Imagine – you buy a car, with seats that already have some kind of hardware that can heat the seats. But BMW is placing a software lock that it can remotely control to ensure that you pay every month for the privilege of getting heated seats in peak winter!

Mercedes is not far behind in this game. The car brand has launched a subscription package called ‘acceleration increase’ that costs $1,200 per year, and “will enable some of its vehicles to accelerate from 0-60mph a second faster”

According to BBC, “it estimates this amounts to a 20-24% increase in output, allowing a Mercedes-EQ 350 SUV to accelerate from 0-60mph in about 5.2 seconds, as opposed to 6.2 seconds without the subscription”!

According to Mercedes USA, subscribing to ‘acceleration increase’ can ‘electronically increase the motor’s output also increases the torque significantly, giving you a faster 0-to-60 MPH time’!

One could argue that this is not very different from a FitBit that we buy as a gadget and need to join a subscription program to get advanced features like guided workouts, and more detailed data on sleep, among others.

But the direct equivalent of that in cars would be very different – advanced onboard navigation, advanced data on your driving patterns, and so on. They are not dependent on existing hardware that can deliver a certain experience expected of a normal car.

But the definitions of a ‘normal car’ is perhaps changing with the advent of electric, connected cars and hence, these subscription plans that are altering how we think of cars. Or printers.

Imagine how these could accelerate (pun intended).

How about a smartphone at a substantially cheap price and a monthly subscription package for activating 5 messaging apps? Another monthly subscription package to activate 5 social media apps. Yet another monthly subscription to install and activate 5 e-commerce apps. The apps themselves would be free, but you need to pay the phone company or your telecom company to activate a certain number of apps under each category (designated by the phone/telecom company).

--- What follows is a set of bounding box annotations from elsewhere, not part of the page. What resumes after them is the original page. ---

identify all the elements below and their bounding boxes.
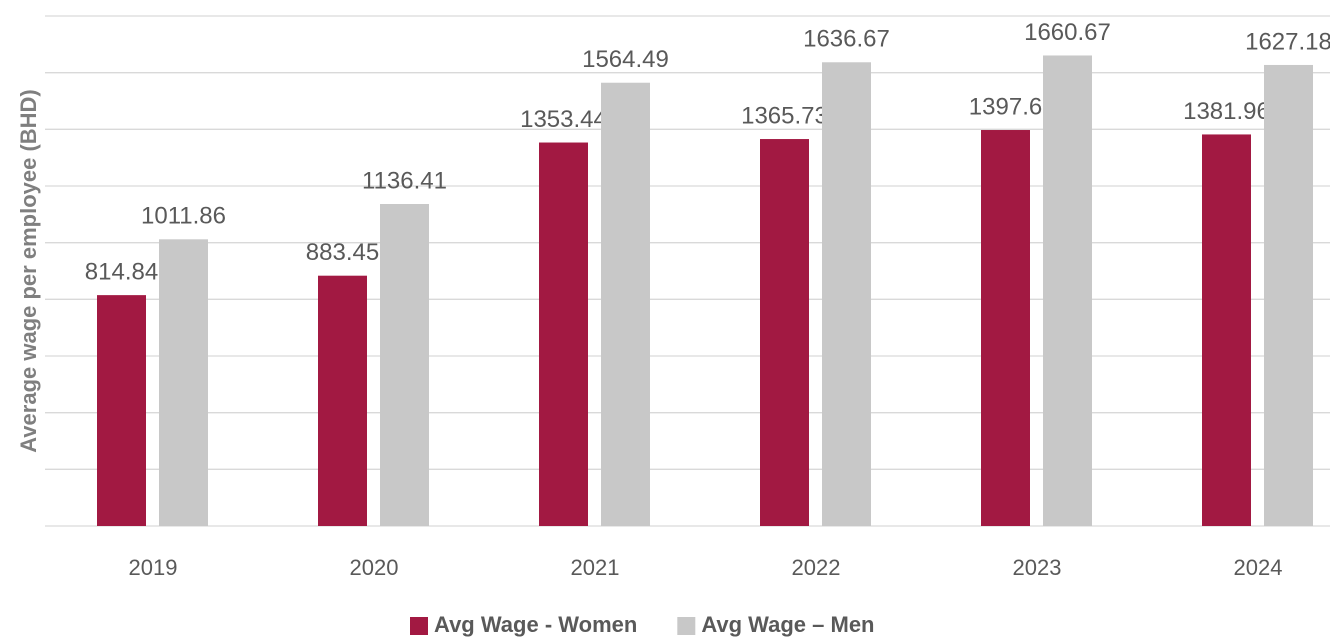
bar [1264,64,1313,526]
bar [97,295,146,526]
x-tick-label: 2023 [1013,555,1062,580]
value-label: 814.84 [85,258,158,285]
x-tick-label: 2021 [571,555,620,580]
bar [1202,134,1251,526]
bar [1043,55,1092,526]
value-label: 1627.18 [1245,28,1330,55]
value-label: 1353.44 [520,106,607,133]
x-tick-label: 2024 [1234,555,1283,580]
value-label: 1136.41 [362,167,447,194]
value-label: 1365.73 [741,102,828,129]
bar [159,239,208,526]
legend-label: Avg Wage - Women [434,612,637,637]
value-label: 1397.6 [969,93,1042,120]
bar [318,275,367,526]
legend-swatch [677,617,696,635]
legend-swatch [410,617,428,635]
bar [601,82,650,526]
x-tick-label: 2020 [350,555,399,580]
bar [760,139,809,527]
bar [380,204,429,527]
x-tick-label: 2019 [129,555,178,580]
y-axis-label: Average wage per employee (BHD) [16,89,41,453]
value-label: 1011.86 [141,203,226,230]
bar [539,142,588,526]
value-label: 1660.67 [1024,19,1111,46]
value-label: 1381.96 [1183,98,1270,125]
value-label: 883.45 [306,239,379,266]
value-label: 1564.49 [582,46,669,73]
x-tick-label: 2022 [792,555,841,580]
legend-label: Avg Wage – Men [701,612,874,637]
value-label: 1636.67 [803,26,890,53]
bar [822,62,871,527]
bar [981,130,1030,526]
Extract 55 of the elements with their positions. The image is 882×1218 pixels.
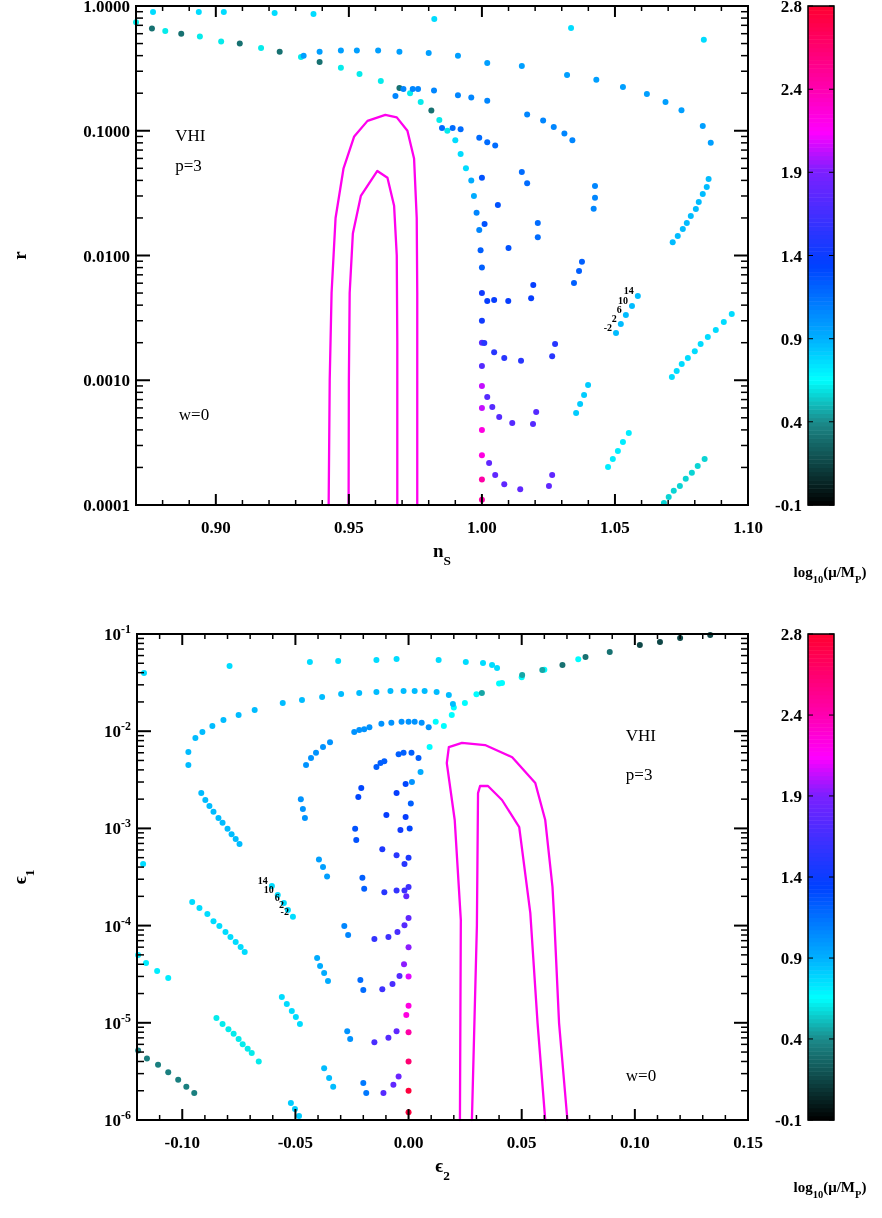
x-axis-title: ϵ$_{2}$: [435, 1155, 451, 1183]
x-tick-label: 0.05: [506, 1133, 537, 1152]
x-tick-label: -0.10: [164, 1133, 200, 1152]
color-bar-label: -0.1: [775, 1111, 802, 1130]
y-tick-label: 0.0010: [83, 371, 130, 391]
y-tick-label: 10$^{-6}$: [104, 1108, 132, 1130]
annotation: VHI: [175, 125, 206, 145]
annotation: VHI: [625, 725, 657, 745]
y-tick-label: 1.0000: [83, 0, 130, 16]
annotation: 14: [257, 875, 268, 887]
annotation: 6: [274, 891, 280, 903]
color-bar-label: 2.4: [780, 80, 803, 100]
y-tick-label: 0.0100: [83, 246, 130, 266]
color-bar-label: 1.9: [780, 163, 802, 183]
y-axis-title: r: [9, 250, 30, 260]
color-bar-title: log$_{10}$(μ/M$_{P}$): [793, 564, 867, 585]
x-tick-label: -0.05: [277, 1133, 314, 1152]
color-bar-label: 0.4: [780, 412, 803, 432]
y-tick-label: 0.1000: [83, 121, 130, 141]
x-tick-label: 0.10: [619, 1133, 650, 1152]
x-tick-label: 0.95: [333, 518, 364, 537]
color-bar-label: 2.8: [780, 0, 802, 16]
annotation: 10: [263, 884, 274, 896]
color-bar-label: 1.4: [780, 246, 803, 266]
y-tick-label: 10$^{-4}$: [104, 913, 132, 936]
x-tick-label: 1.10: [733, 518, 763, 537]
y-tick-label: 10$^{-1}$: [104, 622, 132, 644]
annotation: w=0: [178, 405, 210, 425]
color-bar-label: 0.9: [780, 949, 802, 969]
color-bar-label: -0.1: [775, 496, 802, 515]
annotation: 10: [617, 294, 628, 306]
annotation: p=3: [175, 155, 202, 175]
y-tick-label: 10$^{-5}$: [104, 1010, 132, 1033]
annotation: p=3: [625, 764, 653, 784]
annotation: 2: [611, 312, 617, 324]
annotation: 6: [616, 303, 622, 315]
x-axis-title: n$_{S}$: [433, 540, 451, 568]
x-tick-label: 0.00: [393, 1133, 424, 1152]
color-bar-label: 1.4: [780, 868, 803, 887]
color-bar-label: 1.9: [780, 786, 802, 806]
x-tick-label: 0.90: [200, 518, 231, 537]
y-tick-label: 10$^{-2}$: [104, 719, 132, 742]
color-bar-title: log$_{10}$(μ/M$_{P}$): [793, 1179, 867, 1200]
color-bar-label: 0.4: [780, 1029, 803, 1049]
color-bar-label: 2.8: [780, 625, 802, 644]
y-tick-label: 10$^{-3}$: [104, 816, 132, 839]
annotation: w=0: [625, 1066, 657, 1086]
color-bar-label: 0.9: [780, 329, 802, 349]
annotation: 14: [623, 285, 634, 297]
annotation: -2: [603, 322, 613, 334]
x-tick-label: 1.05: [600, 518, 630, 537]
y-tick-label: 0.0001: [83, 496, 130, 515]
x-tick-label: 1.00: [467, 518, 497, 537]
x-tick-label: 0.15: [733, 1133, 763, 1152]
color-bar-label: 2.4: [780, 706, 803, 726]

Sounds preposterous? Or does it sound preposterous only because we are used to a different free-for-all (in comparison) model? But that’s what software locks allow companies to do – block certain features even in a hardware product that you buy fully and get you to pay on an ongoing basis to unlock as many features as you want.

From subscribing to services, we are moving towards subscribing to microfeatures in products we are used to buying in fully functional modes. They are fancifully called ‘microtransactions’ in industry parlance, and they significantly help the business models of companies. Why? Because they can now factor in a monthly payment stream as against a one-time sale-based income stream!

But going overboard with subscription plans could also unlock an unintended side-effect – the increased interest in jailbreaking hardware. Jailbreaking was already popular in software – paid software products like Adobe Photoshop could be cracked with a code and used indefinitely even without paying the purchase fee once. But why would it be impossible to imagine an after-market jailbreaking service that helps you free the BMW’s seat heating contraption from BMW’s servers and get your own no-subscription, one-time-fee heating system?

Of course, that could void the warranty on the car, and BMW could use that to make you stay off after-market jailbreaking.

But what’s to stop another brand to offer BMW’ish warranties for a monthly fee to jail-broken BMW cars? 🙂

Answer: BMW permanently locks jail-broken cars that start talking to an outside server (owned by the new start-up that offers BMW’ish warranties for jail-broken BMWs).

I reckon things are going to get really, really interesting with subscription plans going berserk.